Hmmmmm. I have always thought of the main factor which distinguishes male pattern baldness/Androgenetic Alopecia from other forms of hair loss (which may be far more dramatic) was the miniaturization of follicles. And I had believed that this was more or less unique to Androgenetic Alopecia. The fact that BMPs are negative regulators of hair follicle size and antagonistic of wnt signalling therefore makes them of interest and possibly makes that route more interesting than the inflammatory one. The only case I have seen of an immuno-modulatory agent doing that was topical tacrolimus was said to increase the size of follicles in mice.

However this article does mention that hair miniaturization is a feature of AA. Perhaps the process is just so much more rapid typically that thin/miniaturized/vellus hairs are rarely scene as the follicle progresses towards the non-functioning stage so much quicker than it does in Androgenetic Alopecia. Maybe Androgenetic Alopecia is more or less a patterned (AA hair can be lost from any part of the scalp), slower progressing form of AA? Probably not. But I am going to look around a little more and see if its totally out of the question.

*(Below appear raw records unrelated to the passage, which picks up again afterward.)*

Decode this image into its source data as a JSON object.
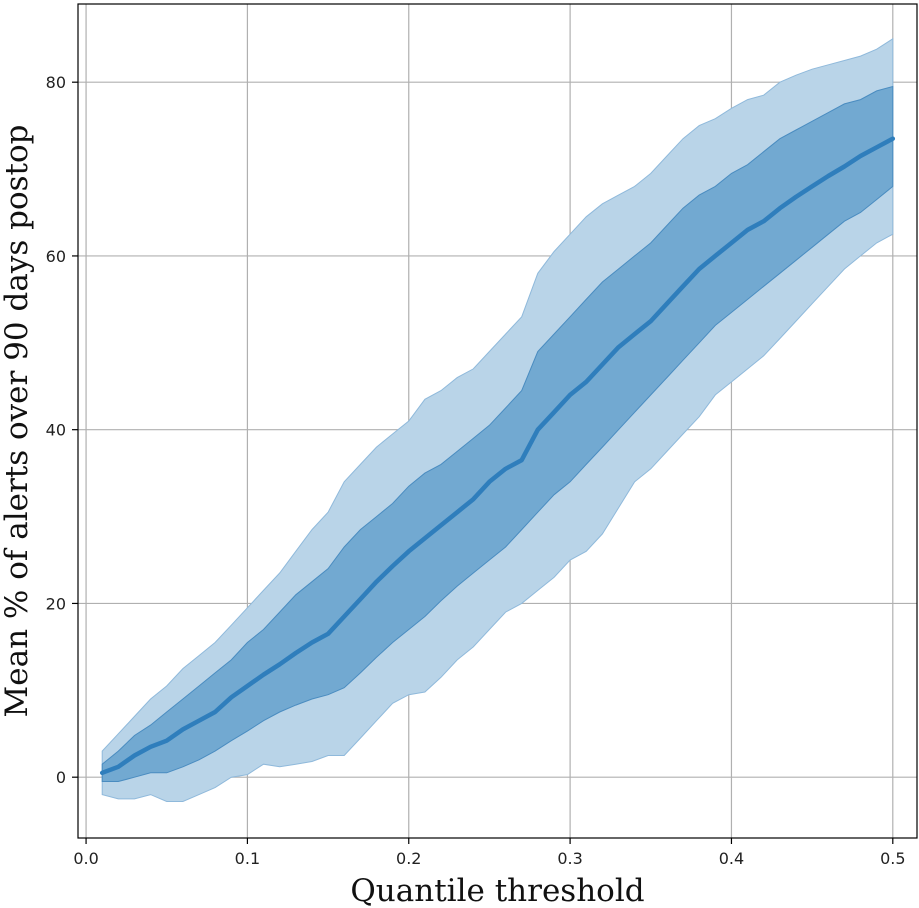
{
  "chart_data": {
    "type": "area",
    "title": "",
    "xlabel": "Quantile threshold",
    "ylabel": "Mean % of alerts over 90 days postop",
    "xlim": [
      -0.005,
      0.515
    ],
    "ylim": [
      -7,
      89
    ],
    "xticks": [
      0.0,
      0.1,
      0.2,
      0.3,
      0.4,
      0.5
    ],
    "xtick_labels": [
      "0.0",
      "0.1",
      "0.2",
      "0.3",
      "0.4",
      "0.5"
    ],
    "yticks": [
      0,
      20,
      40,
      60,
      80
    ],
    "ytick_labels": [
      "0",
      "20",
      "40",
      "60",
      "80"
    ],
    "grid": true,
    "legend": "none",
    "colors": {
      "line": "#2f7ebc",
      "inner_band": "#5b9bca",
      "outer_band": "#b9d4e8",
      "grid": "#b0b0b0"
    },
    "x": [
      0.01,
      0.02,
      0.03,
      0.04,
      0.05,
      0.06,
      0.07,
      0.08,
      0.09,
      0.1,
      0.11,
      0.12,
      0.13,
      0.14,
      0.15,
      0.16,
      0.17,
      0.18,
      0.19,
      0.2,
      0.21,
      0.22,
      0.23,
      0.24,
      0.25,
      0.26,
      0.27,
      0.28,
      0.29,
      0.3,
      0.31,
      0.32,
      0.33,
      0.34,
      0.35,
      0.36,
      0.37,
      0.38,
      0.39,
      0.4,
      0.41,
      0.42,
      0.43,
      0.44,
      0.45,
      0.46,
      0.47,
      0.48,
      0.49,
      0.5
    ],
    "series": [
      {
        "values": [
          0.5,
          1.2,
          2.5,
          3.5,
          4.2,
          5.5,
          6.5,
          7.5,
          9.2,
          10.5,
          11.8,
          13.0,
          14.3,
          15.5,
          16.5,
          18.5,
          20.5,
          22.5,
          24.3,
          26.0,
          27.5,
          29.0,
          30.5,
          32.0,
          34.0,
          35.5,
          36.5,
          40.0,
          42.0,
          44.0,
          45.5,
          47.5,
          49.5,
          51.0,
          52.5,
          54.5,
          56.5,
          58.5,
          60.0,
          61.5,
          63.0,
          64.0,
          65.5,
          66.8,
          68.0,
          69.2,
          70.3,
          71.5,
          72.5,
          73.5
        ],
        "inner_band": {
          "lower": [
            -0.5,
            -0.5,
            0.0,
            0.5,
            0.5,
            1.2,
            2.0,
            3.0,
            4.2,
            5.3,
            6.5,
            7.5,
            8.3,
            9.0,
            9.5,
            10.3,
            12.0,
            13.8,
            15.5,
            17.0,
            18.5,
            20.3,
            22.0,
            23.5,
            25.0,
            26.5,
            28.5,
            30.5,
            32.5,
            34.0,
            36.0,
            38.0,
            40.0,
            42.0,
            44.0,
            46.0,
            48.0,
            50.0,
            52.0,
            53.5,
            55.0,
            56.5,
            58.0,
            59.5,
            61.0,
            62.5,
            64.0,
            65.0,
            66.5,
            68.0
          ],
          "upper": [
            1.5,
            3.0,
            4.8,
            6.0,
            7.5,
            9.0,
            10.5,
            12.0,
            13.5,
            15.5,
            17.0,
            19.0,
            21.0,
            22.5,
            24.0,
            26.5,
            28.5,
            30.0,
            31.5,
            33.5,
            35.0,
            36.0,
            37.5,
            39.0,
            40.5,
            42.5,
            44.5,
            49.0,
            51.0,
            53.0,
            55.0,
            57.0,
            58.5,
            60.0,
            61.5,
            63.5,
            65.5,
            67.0,
            68.0,
            69.5,
            70.5,
            72.0,
            73.5,
            74.5,
            75.5,
            76.5,
            77.5,
            78.0,
            79.0,
            79.5
          ]
        },
        "outer_band": {
          "lower": [
            -2.0,
            -2.5,
            -2.5,
            -2.0,
            -2.8,
            -2.8,
            -2.0,
            -1.2,
            0.0,
            0.3,
            1.5,
            1.2,
            1.5,
            1.8,
            2.5,
            2.5,
            4.5,
            6.5,
            8.5,
            9.5,
            9.8,
            11.5,
            13.5,
            15.0,
            17.0,
            19.0,
            20.0,
            21.5,
            23.0,
            25.0,
            26.0,
            28.0,
            31.0,
            34.0,
            35.5,
            37.5,
            39.5,
            41.5,
            44.0,
            45.5,
            47.0,
            48.5,
            50.5,
            52.5,
            54.5,
            56.5,
            58.5,
            60.0,
            61.5,
            62.5
          ],
          "upper": [
            3.0,
            5.0,
            7.0,
            9.0,
            10.5,
            12.5,
            14.0,
            15.5,
            17.5,
            19.5,
            21.5,
            23.5,
            26.0,
            28.5,
            30.5,
            34.0,
            36.0,
            38.0,
            39.5,
            41.0,
            43.5,
            44.5,
            46.0,
            47.0,
            49.0,
            51.0,
            53.0,
            58.0,
            60.5,
            62.5,
            64.5,
            66.0,
            67.0,
            68.0,
            69.5,
            71.5,
            73.5,
            75.0,
            75.8,
            77.0,
            78.0,
            78.5,
            80.0,
            80.8,
            81.5,
            82.0,
            82.5,
            83.0,
            83.8,
            85.0
          ]
        }
      }
    ]
  }
}
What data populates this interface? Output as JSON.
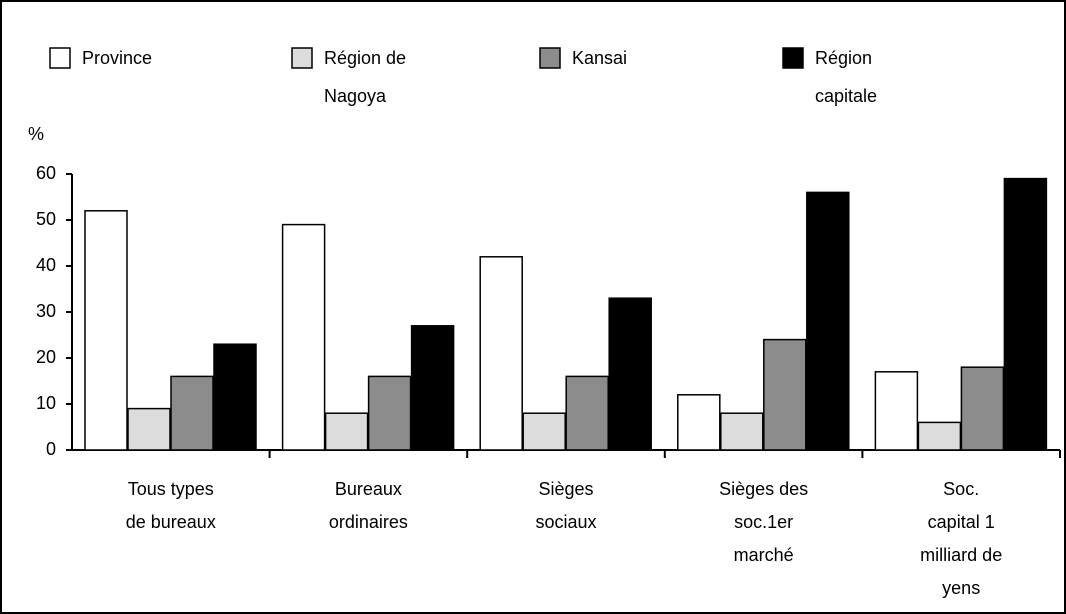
{
  "chart_data": {
    "type": "bar",
    "y_axis_label": "%",
    "categories": [
      [
        "Tous types",
        "de bureaux"
      ],
      [
        "Bureaux",
        "ordinaires"
      ],
      [
        "Sièges",
        "sociaux"
      ],
      [
        "Sièges des",
        "soc.1er",
        "marché"
      ],
      [
        "Soc.",
        "capital    1",
        "milliard de",
        "yens"
      ]
    ],
    "series": [
      {
        "name": "Province",
        "color": "#ffffff",
        "values": [
          52,
          49,
          42,
          12,
          17
        ]
      },
      {
        "name": "Région de Nagoya",
        "color": "#dcdcdc",
        "values": [
          9,
          8,
          8,
          8,
          6
        ]
      },
      {
        "name": "Kansai",
        "color": "#8c8c8c",
        "values": [
          16,
          16,
          16,
          24,
          18
        ]
      },
      {
        "name": "Région capitale",
        "color": "#000000",
        "values": [
          23,
          27,
          33,
          56,
          59
        ]
      }
    ],
    "ylim": [
      0,
      60
    ],
    "yticks": [
      0,
      10,
      20,
      30,
      40,
      50,
      60
    ],
    "grid": false,
    "legend": "top"
  }
}
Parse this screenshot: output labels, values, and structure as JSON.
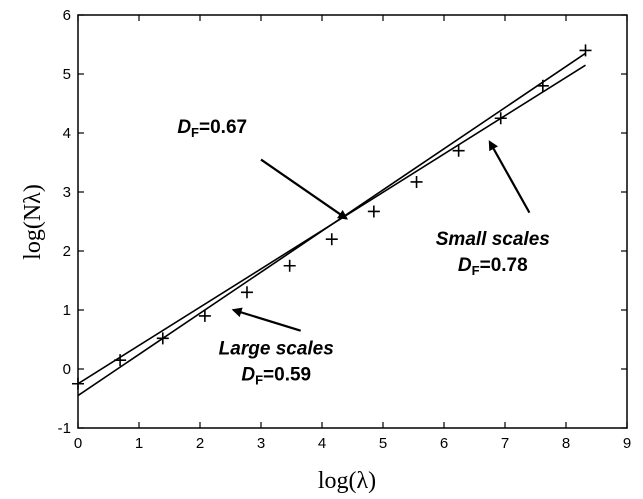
{
  "chart_data": {
    "type": "scatter",
    "xlabel": "log(λ)",
    "ylabel": "log(Nλ)",
    "xlim": [
      0,
      9
    ],
    "ylim": [
      -1,
      6
    ],
    "xticks": [
      0,
      1,
      2,
      3,
      4,
      5,
      6,
      7,
      8,
      9
    ],
    "yticks": [
      -1,
      0,
      1,
      2,
      3,
      4,
      5,
      6
    ],
    "grid": false,
    "data_points": {
      "marker": "+",
      "x": [
        0.0,
        0.69,
        1.39,
        2.08,
        2.77,
        3.47,
        4.16,
        4.85,
        5.55,
        6.24,
        6.93,
        7.62,
        8.32
      ],
      "y": [
        -0.25,
        0.15,
        0.52,
        0.9,
        1.3,
        1.75,
        2.2,
        2.67,
        3.17,
        3.7,
        4.25,
        4.8,
        5.4
      ]
    },
    "fit_lines": [
      {
        "x": [
          0,
          8.32
        ],
        "y": [
          -0.25,
          5.15
        ]
      },
      {
        "x": [
          0,
          8.32
        ],
        "y": [
          -0.45,
          5.35
        ]
      }
    ],
    "annotations": [
      {
        "lines": [
          "",
          "D",
          "F",
          "=0.67"
        ],
        "text_at": [
          2.2,
          4.0
        ],
        "arrow_from": [
          3.0,
          3.55
        ],
        "arrow_to": [
          4.4,
          2.55
        ]
      },
      {
        "lines": [
          "Small scales",
          "D",
          "F",
          "=0.78"
        ],
        "text_at": [
          6.8,
          2.1
        ],
        "arrow_from": [
          7.4,
          2.65
        ],
        "arrow_to": [
          6.75,
          3.85
        ]
      },
      {
        "lines": [
          "Large scales",
          "D",
          "F",
          "=0.59"
        ],
        "text_at": [
          3.25,
          0.25
        ],
        "arrow_from": [
          3.65,
          0.65
        ],
        "arrow_to": [
          2.55,
          1.0
        ]
      }
    ]
  }
}
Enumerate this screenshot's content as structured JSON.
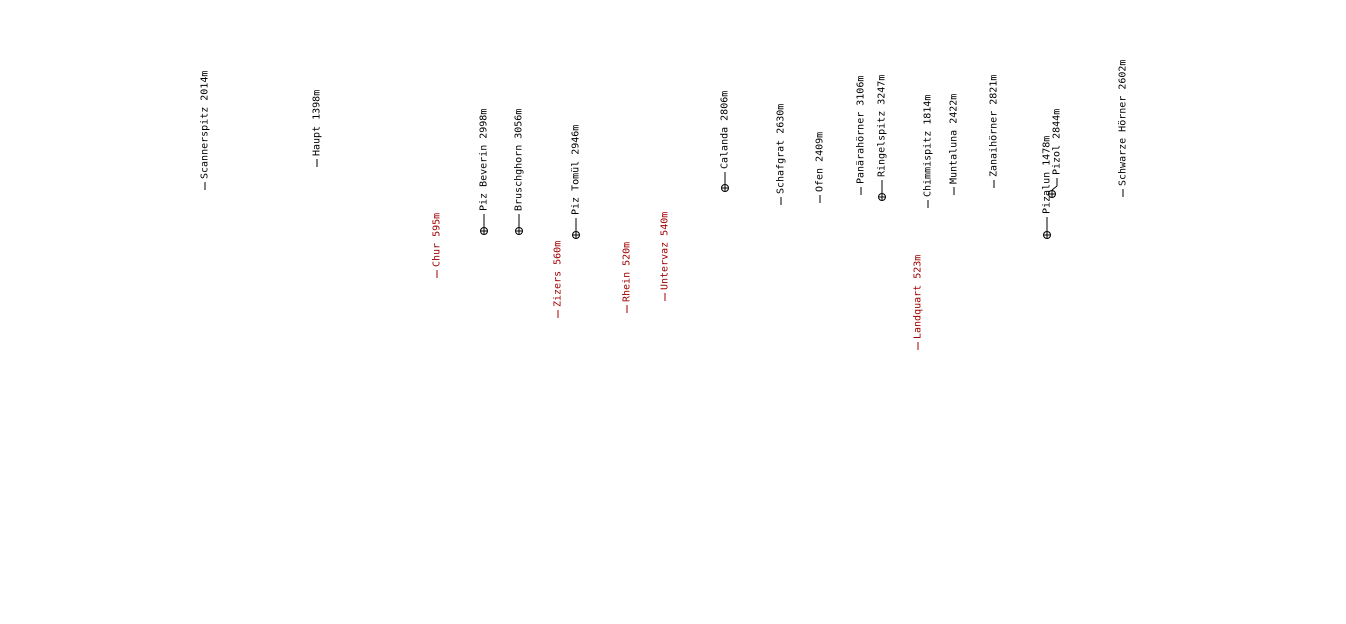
{
  "peaks": [
    {
      "label": "Scannerspitz 2014m"
    },
    {
      "label": "Haupt 1398m"
    },
    {
      "label": "Piz Beverin 2998m"
    },
    {
      "label": "Bruschghorn 3056m"
    },
    {
      "label": "Piz Tomül 2946m"
    },
    {
      "label": "Calanda 2806m"
    },
    {
      "label": "Schafgrat 2630m"
    },
    {
      "label": "Ofen 2409m"
    },
    {
      "label": "Panärahörner 3106m"
    },
    {
      "label": "Ringelspitz 3247m"
    },
    {
      "label": "Chimmispitz 1814m"
    },
    {
      "label": "Muntaluna 2422m"
    },
    {
      "label": "Zanaihörner 2821m"
    },
    {
      "label": "Pizalun 1478m"
    },
    {
      "label": "Pizol 2844m"
    },
    {
      "label": "Schwarze Hörner 2602m"
    }
  ],
  "places": [
    {
      "label": "Chur 595m"
    },
    {
      "label": "Zizers 560m"
    },
    {
      "label": "Rhein 520m"
    },
    {
      "label": "Untervaz 540m"
    },
    {
      "label": "Landquart 523m"
    }
  ]
}
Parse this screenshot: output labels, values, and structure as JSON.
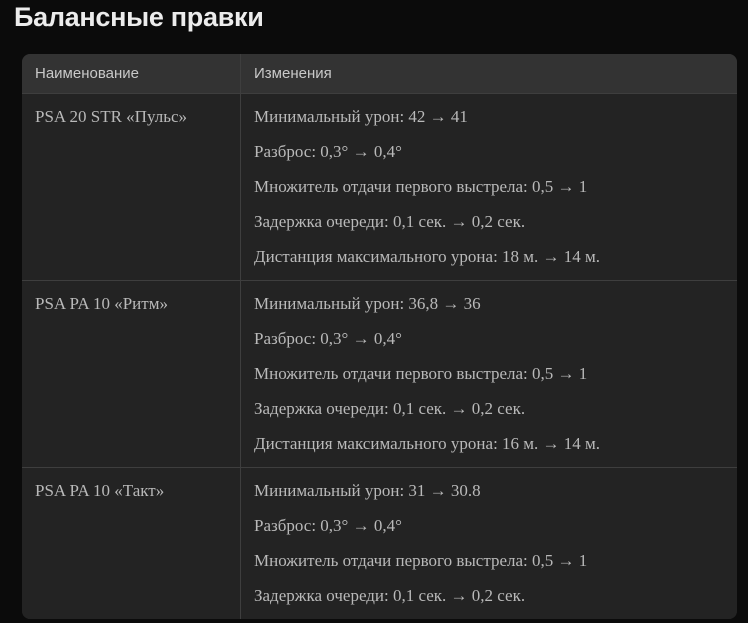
{
  "page": {
    "title": "Балансные правки"
  },
  "table": {
    "columns": [
      "Наименование",
      "Изменения"
    ],
    "rows": [
      {
        "name": "PSA 20 STR «Пульс»",
        "changes": [
          "Минимальный урон: 42 → 41",
          "Разброс: 0,3° → 0,4°",
          "Множитель отдачи первого выстрела: 0,5 → 1",
          "Задержка очереди: 0,1 сек. → 0,2 сек.",
          "Дистанция максимального урона: 18 м. → 14 м."
        ]
      },
      {
        "name": "PSA PA 10 «Ритм»",
        "changes": [
          "Минимальный урон: 36,8 → 36",
          "Разброс: 0,3° → 0,4°",
          "Множитель отдачи первого выстрела: 0,5 → 1",
          "Задержка очереди: 0,1 сек. → 0,2 сек.",
          "Дистанция максимального урона: 16 м. → 14 м."
        ]
      },
      {
        "name": "PSA PA 10 «Такт»",
        "changes": [
          "Минимальный урон: 31 → 30.8",
          "Разброс: 0,3° → 0,4°",
          "Множитель отдачи первого выстрела: 0,5 → 1",
          "Задержка очереди: 0,1 сек. → 0,2 сек."
        ]
      }
    ]
  },
  "colors": {
    "page_background": "#0b0b0b",
    "table_background": "#232323",
    "header_background": "#333333",
    "divider": "#3e3e3e",
    "title_text": "#ececec",
    "header_text": "#c9c9c9",
    "body_text": "#b9b9b9"
  }
}
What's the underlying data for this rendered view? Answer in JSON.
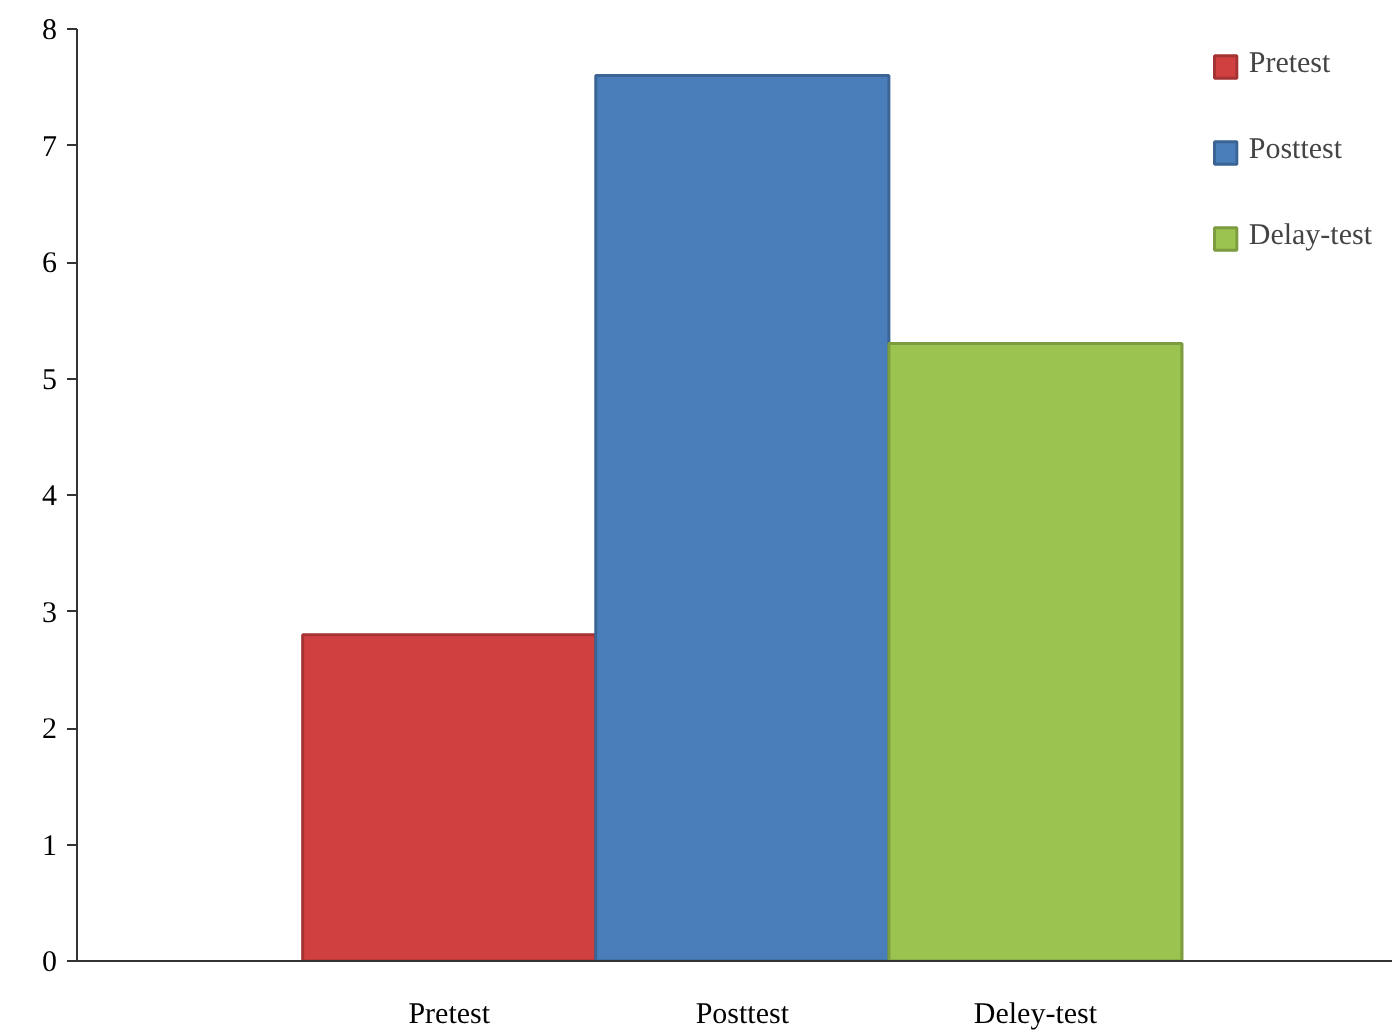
{
  "chart_data": {
    "type": "bar",
    "categories": [
      "Pretest",
      "Posttest",
      "Deley-test"
    ],
    "series": [
      {
        "name": "Pretest",
        "color": "#d04040",
        "values": [
          2.8,
          null,
          null
        ]
      },
      {
        "name": "Posttest",
        "color": "#4a7ebb",
        "values": [
          null,
          7.6,
          null
        ]
      },
      {
        "name": "Delay-test",
        "color": "#9bc34f",
        "values": [
          null,
          null,
          5.3
        ]
      }
    ],
    "ylim": [
      0,
      8
    ],
    "yticks": [
      0,
      1,
      2,
      3,
      4,
      5,
      6,
      7,
      8
    ],
    "grid": false,
    "legend": "top right"
  }
}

Arch Dermatol. 2003 Dec;139(12):1555-9.Click here to read Links
Histopathologic features of alopecia areata: a new look.
Whiting DA.

Baylor Hair Research and Treatment Center, Dallas, TX 75246, USA. daddoc@dallasassocderm@com

BACKGROUND: A peribulbar lymphocytic infiltrate is the expected histologic feature of alopecia areata, but it is absent in many scalp biopsy specimens. Other diagnostic criteria are needed. OBJECTIVE: To establish the histologic features of alopecia areata in scalp biopsy specimens taken from different types of alopecia areata, using follicular counts to relate biopsy findings to stages of the disease. METHODS: Fifty consecutive new patients with alopecia areata were studied. Four-millimeter punch biopsy specimens were taken from the scalp in areas of recent, active hair loss; old, inactive hair loss; or recent hair regrowth. Specimens were sectioned horizontally. Terminal and vellus-like hairs were counted. Inflammation and fibrosis around lower and upper follicles were rated. RESULTS: The histopathologic features of alopecia areata were not significantly affected by the sex, age, and race of the patient or by the type, percentage of hair loss, total duration, or regression of alopecia areata. The major factor affecting the histopathologic features was the duration of the current episode of alopecia areata. In the acute stage, bulbar lymphocytes surrounded terminal hairs in early episodes and miniaturized hairs in repeated episodes. In the subacute stage, decreased anagen and increased catagen and telogen hairs were characteristic. In the chronic stage, decreased terminal and increased miniaturized hairs were found, with variable inflammation. During recovery, increasing numbers of terminal anagen hairs from regrowth of miniaturized hairs and a lack of inflammation were noted. CONCLUSIONS: The histopathologic features of alopecia areata depend on the stage of the current episode. Alopecia areata should be suspected when high percentages of telogen hairs or miniaturized hairs are present, even in the absence of a peribulbar lymphocytic infiltrate.

 

[docj077]

I don't think we can use these. Prolonged use or higher doses cause dilated cardiomyopathy.

Tyrosine kinases exist all over the body. This wouldn't work.